Gouvernance des migrations de main-d’œuvre: le Cameroun au diapason de l’UA

Le lancement national du Projet Action JLMP dédié au développement et à l’intégration en Afrique, s’est déroulé hier à Yaoundé sous la présidence du ministre du Travail et de la Sécurité sociale.

La gestion des migrations prend du galon en Afrique en général et au Cameroun en particulier. Cette perception se matérialise notamment par le lancement ce 11 mai 2022 à Yaoundé, après le Malawi, du projet ‘‘Actions catalytiques du programme conjoint UA-OIT-OIM-CEA sur la gouvernance des migrations de main-d’œuvre pour le développement en Afrique’’ (Action JLMP). En présidant la cérémonie y relative, le ministre du Travail et de la Sécurité sociale a indiqué que «l’initiative de la rencontre est louable. Car la disponibilité de compétences est le facteur déterminant pour assurer une croissance économique durable. Étant donné qu’une main-d’œuvre qualifiée et une protection sociale effective des travailleurs migrants, contribuent à la productivité et à la transformation des économies des pays»

Grégoire Owona pense alors au vu de ces enjeux que «le développement et la bonne gestion des compétences doivent être intelligemment planifiés et efficacement mis en œuvre dans le cadre d’une stratégie orientée vers l’émergence». C’est tout l’intérêt du Projet Action JLMP lancé en présence de Achille Bassilekin III, ministre des Petites et Moyennes Entreprises, et des représentants de la Commission de l’Union africaine, de la CEA, du Bureau international du Travail (BIT), de l’Organisation internationale pour les Migrations (OIM), et des ambassades d’Allemagne et de Suisse au Cameroun.

Contours

Le Projet JLMP est lancé en juin 2021 et est mis en œuvre avec le soutien financier de la Suisse et de l’Allemagne. Sa période d’implémentation court jusqu’en décembre 2024 et concerne pour l’essentiel le Marché commun de l’Afrique orientale et australe (Comesa) et la Communauté économique des États de l’Afrique centrale (CEEAC). Le Cameroun fait ainsi partie des cinq pays retenus par la Commission de l’Union africaine pour bénéficier du Projet. 

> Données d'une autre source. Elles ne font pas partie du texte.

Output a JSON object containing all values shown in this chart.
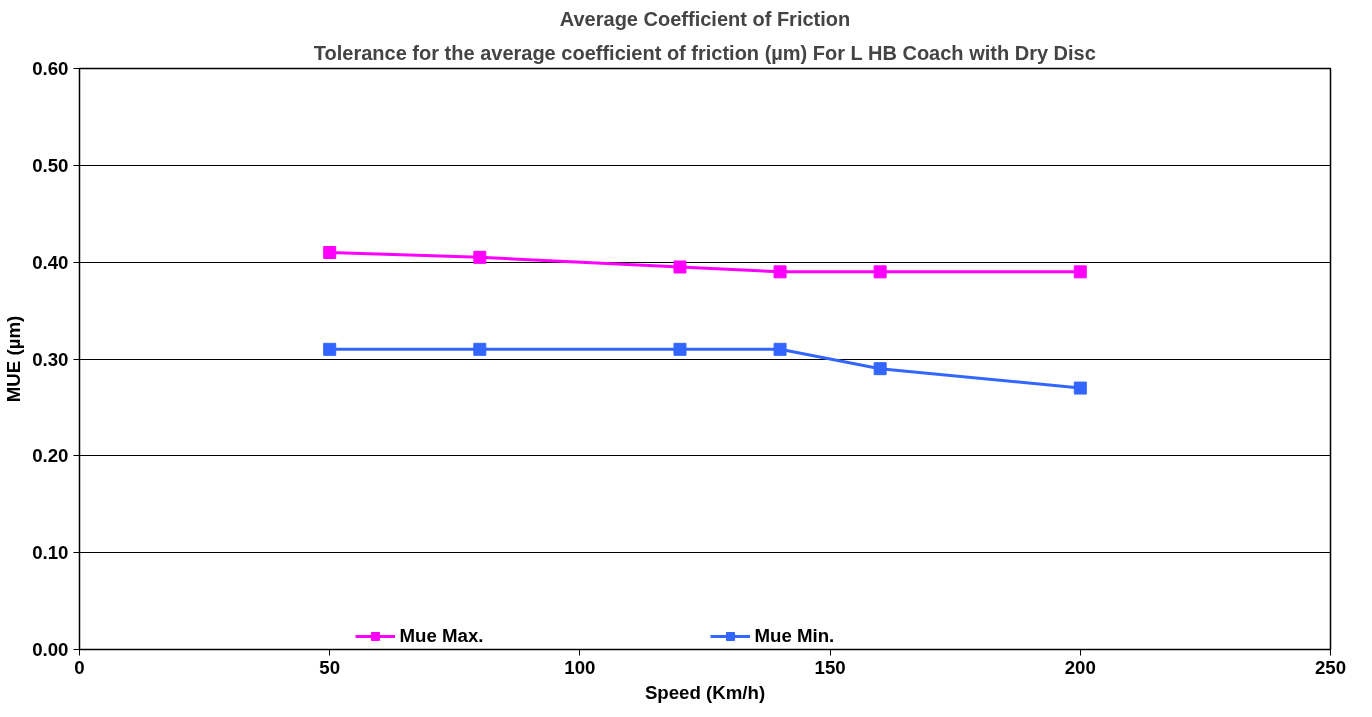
{
  "chart_data": {
    "type": "line",
    "title": "Average Coefficient of Friction",
    "subtitle": "Tolerance for the average coefficient of friction (µm) For L HB Coach with Dry Disc",
    "xlabel": "Speed (Km/h)",
    "ylabel": "MUE (µm)",
    "x": [
      50,
      80,
      120,
      140,
      160,
      200
    ],
    "series": [
      {
        "name": "Mue Max.",
        "color": "#ff00ff",
        "values": [
          0.41,
          0.405,
          0.395,
          0.39,
          0.39,
          0.39
        ]
      },
      {
        "name": "Mue Min.",
        "color": "#3366ff",
        "values": [
          0.31,
          0.31,
          0.31,
          0.31,
          0.29,
          0.27
        ]
      }
    ],
    "xlim": [
      0,
      250
    ],
    "xticks": [
      0,
      50,
      100,
      150,
      200,
      250
    ],
    "ylim": [
      0,
      0.6
    ],
    "yticks": [
      {
        "value": 0,
        "label": "0.00"
      },
      {
        "value": 0.1,
        "label": "0.10"
      },
      {
        "value": 0.2,
        "label": "0.20"
      },
      {
        "value": 0.3,
        "label": "0.30"
      },
      {
        "value": 0.4,
        "label": "0.40"
      },
      {
        "value": 0.5,
        "label": "0.50"
      },
      {
        "value": 0.6,
        "label": "0.60"
      }
    ],
    "grid": "y",
    "legend": "bottom",
    "marker": "square",
    "line_style": "solid"
  }
}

Et celui-ci repose sur quatre piliers fondamentaux. À savoir : «le soutien à certains États sur la gouvernance et la réglementation des migrations de main-d’œuvre; l’accès des travailleuses et travailleurs migrants à la protection sociale et à la reconnaissance mutuelle de compétences et des niveaux d’éducation; un soutien fondé sur des données factuelles grâce à une utilisation accrue des données statistiques; le pilotage, la coordination et la mise en œuvre des questions de migration de main-d’œuvre et du JLMP», ont précisé les acteurs.

Atelier

La cérémonie de lancement national du Projet Action JLMP a de fait donné le coup d’envoi de l’atelier de renforcement des capacités des acteurs nationaux sur la gouvernance et l’administration de la migration de la main-d’œuvre. Les travaux s’achèvent ce 13 mai 2022 à Yaoundé. Ils vont permettre entre-temps aux parties prenantes d’être édifiées sur l’ampleur du phénomène migratoire en Afrique, dans la CEEAC et au Cameroun. Il est par exemple prévu de revisiter le cadre normatif global. L’objectif est de voir ce qui peut être amélioré. Et dans ce sens, de faire «des propositions et formuler des recommandations pour le renforcement de la gouvernance de la main-d’œuvre», a expliqué Évelyne Nkeng peh, conseillère en Migration à la Commission de l’Union africaine. Bien plus, les travaux doivent aboutir «à l’élaboration d’une feuille de route devant permettre l’implémentation du Projet avec efficacité et pertinence», a exigé le ministre camerounais du Travail.

Partition du Cameroun

«Le Cameroun se réjouit d’être parmi les cinq pays retenus pour cette série de lancements. Nous exhortons dès lors tous les acteurs camerounais à rester très mobilisés autour de la réussite de ce projet», commence par prescrire le ministre du Travail et de la Sécurité sociale (Mintss). En se réjouissant également «des engagements fermes de la Suisse et de l’Allemagne», Grégoire Owona a précisé que «le Cameroun quant à lui s’engage à capitaliser ces nouveaux acquis et à œuvrer sans relâche pour l’implémentation et la réussite de cet important projet». À en croire le membre du gouvernement, cela passe notamment «par le renforcement du cadre juridique, l’actualisation et la production de données statistiques sur le marché du travail».